Um lugar de beleza para os livros

Marta Morais da Costa

Espaços são fundamentais para a construção e entendimento de nossos afetos: a casa natal, a cidade de que gostamos, a serra que nos perturba, o rio que nos transporta  e ensina, o pedaço de terra que abriga e alimenta as plantas que nos encantam, a árvore bordada pelo céu azul e que acalenta um ninho de pássaros, o céu – com ou sem estrelas – aonde voa nossa imaginação para terras distantes e sonhos de verão. Até o banco de jardim na praça que testemunhou conversas e afetos é fundamental.

Os falantes de latim nos legaram o termo “situs”, uma palavra que apontava trilhas de sentido em três direções: “posição, local, situação”. E cá estamos nós hoje a aplicar o vocábulo herdado também em diferentes construções e produzindo significados diversos. Antes da invasão do inglês site, já convivíamoscom sítios múltiplos.
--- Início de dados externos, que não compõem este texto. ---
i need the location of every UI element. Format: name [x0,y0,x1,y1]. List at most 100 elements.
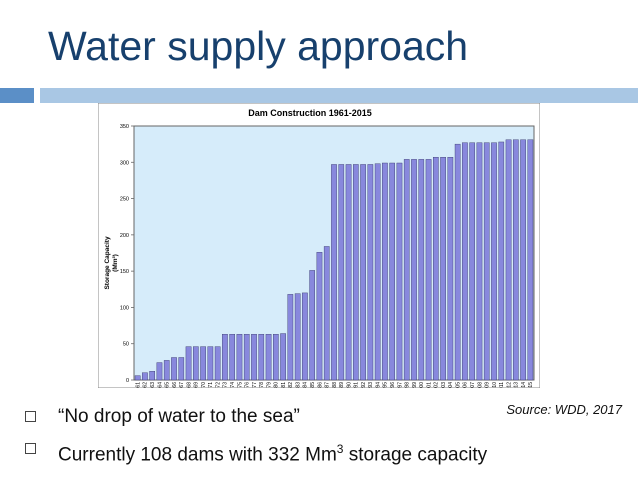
bullet-item: “No drop of water to the sea” [14,401,487,433]
bar-1976 [243,334,250,381]
y-tick-label: 250 [120,197,129,203]
bar-1999 [411,159,417,381]
y-tick-label: 0 [126,378,129,384]
x-tick-label: 2014 [521,382,527,388]
bar-1985 [309,270,315,381]
x-tick-label: 1984 [303,382,309,388]
x-tick-label: 1978 [259,382,265,388]
x-tick-label: 1994 [375,382,381,388]
bar-1995 [382,162,388,381]
bar-1962 [142,372,148,381]
y-tick-label: 350 [120,124,129,130]
bullet-item: Currently 108 dams with 332 Mm3 storage … [14,433,487,471]
x-tick-label: 1995 [383,382,389,388]
x-tick-label: 2004 [448,382,454,388]
slide-title: Water supply approach [48,23,469,69]
x-tick-label: 2005 [455,382,461,388]
title-accent-bar-right [40,88,638,103]
bar-1974 [229,334,235,381]
x-tick-label: 1979 [266,382,272,388]
x-tick-label: 1989 [339,382,345,388]
x-tick-label: 1971 [208,382,214,388]
title-accent-bar-left [0,88,34,103]
x-tick-label: 2015 [528,382,534,388]
bar-1996 [389,162,395,381]
y-tick-label: 150 [120,269,129,275]
bar-2003 [440,157,446,381]
y-tick-label: 200 [120,233,129,239]
x-tick-label: 1996 [390,382,396,388]
x-tick-label: 2002 [434,382,440,388]
bar-2015 [527,139,534,381]
x-tick-label: 1982 [288,382,294,388]
bar-1981 [280,333,286,381]
bar-1970 [200,346,206,381]
x-tick-label: 1990 [346,382,352,388]
x-tick-label: 1991 [354,382,360,388]
y-tick-label: 50 [123,342,129,348]
x-tick-label: 2003 [441,382,447,388]
bar-1973 [222,334,228,381]
bar-1963 [149,371,156,381]
x-tick-label: 1974 [230,382,236,388]
bar-1978 [258,334,265,381]
bullet-text: Currently 108 dams with 332 Mm [58,444,337,466]
x-tick-label: 2009 [485,382,491,388]
bar-2004 [447,157,454,381]
x-tick-label: 1966 [172,382,178,388]
x-tick-label: 1986 [317,382,323,388]
bar-2014 [520,139,526,381]
square-bullet-icon [25,411,36,422]
bar-1987 [323,246,330,381]
x-tick-label: 1969 [194,382,200,388]
x-tick-label: 1977 [252,382,258,388]
x-tick-label: 2013 [514,382,520,388]
bar-2005 [454,143,461,381]
bar-2007 [469,142,475,381]
y-tick-label: 100 [120,305,129,311]
superscript: 3 [336,442,344,456]
bar-1988 [331,164,337,381]
bar-1966 [171,357,177,381]
x-tick-label: 1965 [165,382,171,388]
bar-2000 [418,159,425,381]
x-tick-label: 1985 [310,382,316,388]
bar-2002 [433,157,439,381]
x-tick-label: 1998 [405,382,411,388]
bar-2008 [476,142,483,381]
bar-2009 [483,142,490,381]
x-axis-ticks: 1961 1962 1963 1964 1965 1966 1967 1968 1969 1970… [135,382,534,388]
x-tick-label: 1970 [201,382,207,388]
bar-1991 [352,164,359,381]
bar-1979 [265,334,272,381]
bar-2011 [498,141,505,381]
bar-1998 [403,159,410,381]
bullet-list: “No drop of water to the sea” Currently … [14,401,487,471]
x-tick-label: 2012 [506,382,512,388]
y-axis-ticks: 0 50 100 150 200 250 300 350 [120,124,134,384]
bar-1965 [163,360,170,381]
x-tick-label: 1968 [186,382,192,388]
x-tick-label: 1980 [274,382,280,388]
bar-1992 [360,164,366,381]
dam-construction-chart: Dam Construction 1961-2015 Storage Capac… [98,103,540,388]
x-tick-label: 1962 [143,382,149,388]
x-tick-label: 1976 [245,382,251,388]
x-tick-label: 1981 [281,382,287,388]
y-axis-label-line1: Storage Capacity [104,236,111,289]
x-tick-label: 1973 [223,382,229,388]
bar-1961 [134,375,141,381]
bars [134,139,534,381]
x-tick-label: 2011 [499,382,505,388]
bullet-text-end: storage capacity [343,444,488,466]
square-bullet-icon [25,443,36,454]
bar-1997 [396,162,403,381]
bar-1984 [302,292,308,381]
x-tick-label: 1987 [325,382,331,388]
bar-1975 [236,334,243,381]
x-tick-label: 1964 [157,382,163,388]
x-tick-label: 1993 [368,382,374,388]
bar-2012 [505,139,512,381]
x-tick-label: 1988 [332,382,338,388]
bar-2013 [513,139,519,381]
Sítios da infância, onde testemunhei a semeadura transformada no milagre da colheita, onde aprendi a ligação umbilical com a terra, útero inegociável dos camponeses. Onde o gado, que demoradamente se apraz em gastar seu dia, recolhe a seiva que encherá úberes e canecas em refeições compartilhadas e abençoadas. Sítios em que colhi, sem ter plantado nem cuidado, as uvas que até hoje perfumam minha lembrança. Sítios de roças simples e gente corajosa. Sítios de animais em comunhão com homens e mulheres atentos, mas também atenciosos. Sítios da infância livre em comunidades que se esforçavam em esconder mazelas e praticavam a convivência utilitária e solidária.

Sítios arqueológicos que a vida foi multiplicando em mapas, viagens e olhares. Lugares de arte, de meditação, de leis e reis, de oração e de outras convivências, transformados em passagem de turistas apressados em busca de emoções passageiras e ohs e ahs rapidamente esquecidos, principalmente quando não foram registrados em telas e papel glossy.

Existe um sítio, porém, amálgama de todos esses aí acima, que me perturba, atravessa, comove e desentranha. É o espaço, o lugar, o ambiente, a posição, a situação: o sítio pleno. Espaço, cenário, alimento, anseio e dúvida: é a biblioteca. Local em que o turismo é exceção, em que o pensamento é alicerce, em que a leitura é o cultivo e a cultura. Ambiente de convivência igualitária entre vivos e já desaparecidos. Pessoas que abandonaram na Terra carne e ossos, mas legaram livros que são a presença pensante delas à espera de ressurreição pelos leitores.

Quando uma biblioteca manifesta em pedra, cores e formas a beleza e a maravilha que é um sítio que abriga livros, não tem como fixar os olhos até lacrimejarem, desejar voluptuosamente tocar os livros, os armários, as escadas para que o tato absorva, também ele, essas presenças pensantes.

Na história viciante de um leitor assíduo e amoroso, não há sítio mais lindo do que uma biblioteca. Não há.

Rossana Uba, a Mensageira, acaba de visitar uma delas. a Biblioteca do Mosteiro dos Monges Beneditinos de Admont, na Áustria e tornou meu dia mais belo, mais reconfortante, mais esperançoso. Espero que o mesmo aconteça com meus leitores, pois vou repassar uma das fotos que recebi em mensagem de amizade.

Que a semana tenha para nós a beleza deste sítio de livros: arte, sol e uma história pulsante.